Your powerhead is in a good spot, no doubt. Im just concerned that your waterflow in your 75 gal might be way too much for your Spilo. Yes, some Ps love currents.. some dont. But you have to think about the power of waterflow compared to the size of the tank. An 802 is good, but an added XP3 might have a hurricane effect in the tank (power of flow is stronger than what you see on top of the water). If your Spilo looks like he's still trying to keep away from the current, I suggest you either remove, replace, or minimize the power of the 802. It'll give your P some dead spots where he can chill with and swim against the current when he wants to.


----------



## RhomZilla (Feb 12, 2003)

Your powerhead is in a good spot, no doubt. Im just concerned that your waterflow in your 75 gal might be way too much for your Spilo. Yes, some Ps love currents.. some dont. But you have to think about the power of waterflow compared to the size of the tank. An 802 is good, but an added XP3 might have a hurricane effect in the tank (power of flow is stronger than what you see on top of the water). If your Spilo looks like he's still trying to keep away from the current, I suggest you either remove, replace, or minimize the power of the 802. It'll give your P some dead spots where he can chill with and swim against the current when he wants to.

Moved to Tank and Equipment Questions


----------



## 10RedBellyPiranhas (Aug 24, 2003)

i got a 150 gallion and i got 4 of theme the two on the sides shoot down and the two in the middle are at the bottom and the shoot up at angles and my reds swim through it all day


----------



## elTwitcho (Jun 22, 2004)

Mine swim in it.
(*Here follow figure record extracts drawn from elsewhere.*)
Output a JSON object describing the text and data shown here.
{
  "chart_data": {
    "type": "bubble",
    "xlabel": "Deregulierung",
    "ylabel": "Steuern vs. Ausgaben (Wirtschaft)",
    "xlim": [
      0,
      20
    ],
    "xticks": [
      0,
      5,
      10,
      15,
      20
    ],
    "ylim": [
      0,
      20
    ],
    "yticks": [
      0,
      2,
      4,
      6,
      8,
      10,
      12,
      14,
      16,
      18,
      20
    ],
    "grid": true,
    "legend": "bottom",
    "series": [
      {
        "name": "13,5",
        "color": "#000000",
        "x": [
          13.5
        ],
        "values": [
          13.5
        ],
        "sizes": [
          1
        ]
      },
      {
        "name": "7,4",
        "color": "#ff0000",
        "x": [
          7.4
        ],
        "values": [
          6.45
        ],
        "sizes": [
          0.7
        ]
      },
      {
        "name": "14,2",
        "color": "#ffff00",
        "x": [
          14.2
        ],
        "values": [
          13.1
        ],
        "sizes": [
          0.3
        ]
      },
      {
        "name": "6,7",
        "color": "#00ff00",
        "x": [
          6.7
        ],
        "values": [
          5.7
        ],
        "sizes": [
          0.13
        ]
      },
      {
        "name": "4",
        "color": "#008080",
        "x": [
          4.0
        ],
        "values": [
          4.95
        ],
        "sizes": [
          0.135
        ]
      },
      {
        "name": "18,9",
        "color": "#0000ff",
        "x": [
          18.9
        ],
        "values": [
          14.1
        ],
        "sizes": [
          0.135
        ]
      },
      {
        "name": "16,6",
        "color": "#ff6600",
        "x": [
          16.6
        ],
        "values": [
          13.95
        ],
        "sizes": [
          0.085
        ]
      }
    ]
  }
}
They swam in my xp2 output constantly and I just added my 802 last night and they seem to love it. I have it about 10 inches off the substrate pointed at an angle towards the front glass. This causes the water to flow along the glass and my fish swim along the front in the currents for about an hour or so when I turn it on.


----------



## seharebo (Jul 19, 2004)

My Ps don't swim in it at all, but it has only been in the tank for two weeks or so. I just take heart in the fact that it is adding current to the tank.


----------



## Judazzz (Jan 13, 2003)

My manueli couldn't care less, so I replaced the powerhead by a Fluval 4 filter - also 250gph.
My reds occasionally swim in the current for a few seconds, but I've never seen them do proper excersizes...

Oh well, a bit of current never hurts.


----------



## Little Waffen (Mar 13, 2004)

my 1 tank with 5 p's in it love the powerhead thats all they do is swim,,and in my other p tank ,,,they dont give a sh*t,,,,in my black rhom tank he loves it ,, so i guees it depends on the fish ,,,,some like it some dont ,,,time will tell


----------



## charles_316 (Jul 6, 2004)

my rbps dont swim in the powerhead current but its good to circulate things around the tank so that the filter can do its job more effectively...


----------



## GoodFella (Aug 5, 2004)

I got one 802 in my 55 and an XP3 outake pointing from the other side. My P's love swimming in the current and It prolly gives 'em a good work out. My 802 and outake for the XP3 are a couple inches below the top of the tank.


----------